Today is Holy Cross Day, also called the Feast of the Cross, or the Triumph of the Cross. It is of course our patronal festival at the Church of the Holy Rood (Rood is an old word for the Cross), although this year it is being celebrated on Sunday, as part of the Flower Festival and general shindig for the 100th anniversary of the re-hanging of the bells.
Tomorrow, though, is the Stigmata Festival (our local Third Order area is celebrating with the Brothers at Hilfield Friary) commemorating St Francis' receiving the Stigmata - the first recorded case of someone receiving the wounds of Christ, in his case in response to his prayer that, before he died, he might know something of the sufferings of Jesus, and of the love that brought him to the Cross. The full story is here.
Dr Petà Dunstan wrote an article for franciscan magazine (January 1997) where she speaks of the stigmata we are all called to suffer as we follow our Lord on the way of the Cross. She writes:
Our adult lives are about choices: choices which may wound us. I believe the Stigmata challenges us about our wounds. We have to give up things – and people – sometimes. We have to choose one job, one home, one relationship, one life, over and above another. And a Christian life demands these certain sacrifices alongside giving certain joys. Those decisions leave us with our very own stigmata.
So where are your stigmata? They might have something to do with your own sense of vocation. They might be about a decision you took. They might concern a relationship you felt you had to give up, an opportunity you passed by, or a failure to achieve what you set out to do. Any life situation in which you took a difficult decision knowing that some hurt was caused to others and to yourself. You may have been wrong, but you nevertheless made your choice in good faith. And deep inside you still feel a pain about it. You still have a wound.
So, how do we Christians deal with our wounds? The first step is in recognizing that these wounds are there. That is not always an easy thing to do. For we live in a culture in which success is an idol. We are expected to achieve, to win, not be a ‘loser’. We should aim to ‘have it all’. It is all a matter of succeeding. In such a world, pain is unacceptable. It is seen as a sign of failure either in ourselves or others. So we are tempted to pretend. We act unwounded.
And then comes the time when we can not do it any more. We have to cry out. Our culture then pushes us fast in the opposite direction. We become ‘walking failures’, convinced of our unworthiness and uselessness. We agonise over the negative sides of our lives and become locked in self-doubt and low self-esteem. We chase imaginary failures and analyse quite trivial problems. We believe we are too fat, too ugly, too stupid, too slow. And chasing all these exaggerations is just another way of avoiding the real issues and looking at the real wounds.
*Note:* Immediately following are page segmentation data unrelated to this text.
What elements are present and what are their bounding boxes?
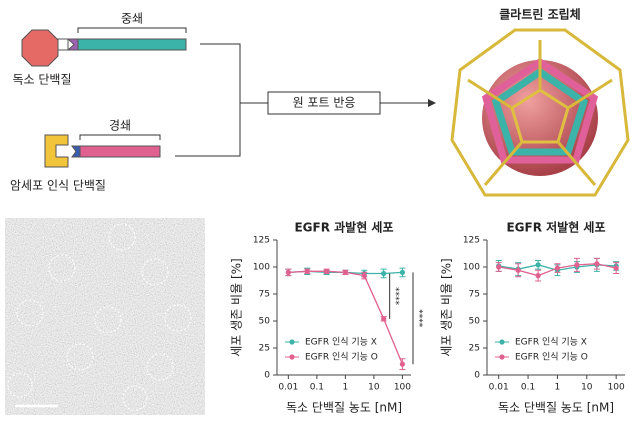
arrowhead [428, 99, 436, 107]
data-point [574, 262, 580, 268]
x-tick-label: 10 [368, 383, 380, 393]
legend-label: EGFR 인식 기능 X [515, 337, 587, 348]
x-tick-label: 0.1 [521, 383, 535, 393]
micrograph [5, 218, 205, 415]
y-tick-label: 50 [259, 317, 271, 327]
reaction-label: 원 포트 반응 [293, 96, 356, 110]
toxin-icon [21, 29, 59, 67]
x-tick-label: 0.01 [489, 383, 509, 393]
x-tick-label: 1 [343, 383, 349, 393]
y-tick-label: 100 [253, 263, 270, 273]
y-tick-label: 50 [469, 317, 481, 327]
bracket [79, 134, 161, 140]
data-point [535, 262, 541, 268]
em-image [5, 218, 205, 415]
y-tick-label: 0 [474, 371, 480, 381]
legend-marker [289, 354, 295, 360]
data-point [399, 269, 406, 275]
tag [71, 145, 81, 158]
x-tick-label: 1 [555, 383, 561, 393]
x-tick-label: 10 [581, 383, 593, 393]
data-point [342, 269, 348, 275]
data-point [381, 270, 387, 277]
y-axis-label: 세포 생존 비율 [%] [230, 258, 244, 356]
light-chain-label: 경쇄 [109, 119, 131, 133]
targeting-label: 암세포 인식 단백질 [10, 179, 106, 193]
data-point [554, 265, 561, 271]
y-tick-label: 100 [463, 263, 480, 273]
data-point [361, 273, 367, 279]
data-point [304, 268, 310, 274]
legend-label: EGFR 인식 기능 O [515, 352, 588, 363]
significance-label: **** [390, 287, 400, 306]
legend-label: EGFR 인식 기능 O [305, 352, 378, 363]
data-point [399, 361, 406, 367]
legend-marker [499, 354, 505, 360]
y-axis-label: 세포 생존 비율 [%] [440, 258, 454, 356]
y-tick-label: 125 [463, 236, 480, 246]
y-tick-label: 75 [259, 290, 270, 300]
y-tick-label: 75 [469, 290, 480, 300]
x-axis-label: 독소 단백질 농도 [nM] [286, 401, 402, 415]
y-tick-label: 125 [253, 236, 270, 246]
bracket [77, 27, 187, 33]
heavy-chain-label: 중쇄 [121, 12, 143, 26]
cage-illustration [450, 28, 630, 197]
light-chain-bar [79, 145, 161, 158]
x-tick-label: 0.01 [278, 383, 298, 393]
y-tick-label: 0 [264, 371, 270, 381]
heavy-chain-bar [77, 38, 187, 51]
data-point [535, 273, 541, 279]
significance-label: **** [414, 309, 424, 328]
data-point [515, 267, 521, 273]
data-point [613, 265, 619, 271]
data-point [285, 269, 291, 275]
chart-title: EGFR 과발현 세포 [294, 220, 393, 235]
y-tick-label: 25 [259, 344, 270, 354]
schematic: 중쇄 독소 단백질 경쇄 암세포 인식 단백질 원 포트 반응 클라트린 조립체 [10, 7, 630, 197]
linker [57, 38, 69, 51]
x-tick-label: 100 [608, 383, 625, 393]
data-point [324, 268, 330, 274]
y-tick-label: 25 [469, 344, 480, 354]
data-point [381, 316, 387, 322]
assembly-title: 클라트린 조립체 [499, 7, 580, 22]
chart-title: EGFR 저발현 세포 [506, 220, 605, 235]
legend-marker [499, 339, 505, 345]
x-axis-label: 독소 단백질 농도 [nM] [498, 401, 614, 415]
x-tick-label: 100 [394, 383, 411, 393]
tag [66, 38, 79, 51]
toxin-label: 독소 단백질 [12, 73, 71, 87]
targeting-icon [44, 134, 69, 168]
legend-label: EGFR 인식 기능 X [305, 337, 377, 348]
reaction-box [267, 91, 381, 115]
legend-marker [289, 339, 295, 345]
data-point [496, 264, 502, 270]
x-tick-label: 0.1 [310, 383, 324, 393]
data-point [594, 261, 600, 267]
So, as Christians, our first step is to witness honestly, neither evading our wounds nor becoming obsessed by them. We then have to take a second step. We have to see our wounds as part of who we are. For these very wounds are one of the creative forces of our own personalities and of our own Christian commitment. They are not alien or separate, but integral to the human being we have become. They are a part of the whole person, whom God loves unconditionally, and so part of the whole we too must love. Healing is not about discarding but about accepting. We do not heal our wounds by cutting them out and throwing them away. We heal them by surrounding them with love.
And so to the final step. Christ teaches us that pain and suffering are not an end. We transcend them by transforming them into a beginning, and using them as an opportunity for growth. So if we have had to make a difficult choice, we should live out fully the way we have chosen. Think of our novice friar at the beginning. Whichever decision he makes, he should try to live it positively. For either path can be an affirmation. The pain of the initial choice can lead to the joy of commitment.
As an Easter people, we are proclaimers of the truth of the Resurrection. The power that gives us is that we know vulnerability and weakness are truly a strength. It is then because of our wounds that we can proclaim our faith. And we are no longer afraid of the wounds of others because we have a message of hope and love to give them. We can use our own experience to help and comfort others. Our wounds become a window to the truth of the Gospel for us.
I know that this is true. In my own life, the little sufferings I have had, the hard choices I have had sometimes to make, have in the end become a window, perhaps the only clear window, in my life through which it is sometimes possible authentically to witness to a Gospel which has something to say to a suffering world, and is more than just a shallow, glossy placebo. Without those small stigmata, I should have nothing to say.
2 comments:
Thanks, Mike. The writing about the small stigmatas we each have resonates with me today, as I have been pondering my wound or stigmata of trust. This is a different angle to look at.
Dear Mike,
Thanks for this reflection, a creative and spiritually inviting way of speaking about the feast of the Holy Cross. I shall ponder it this weekend.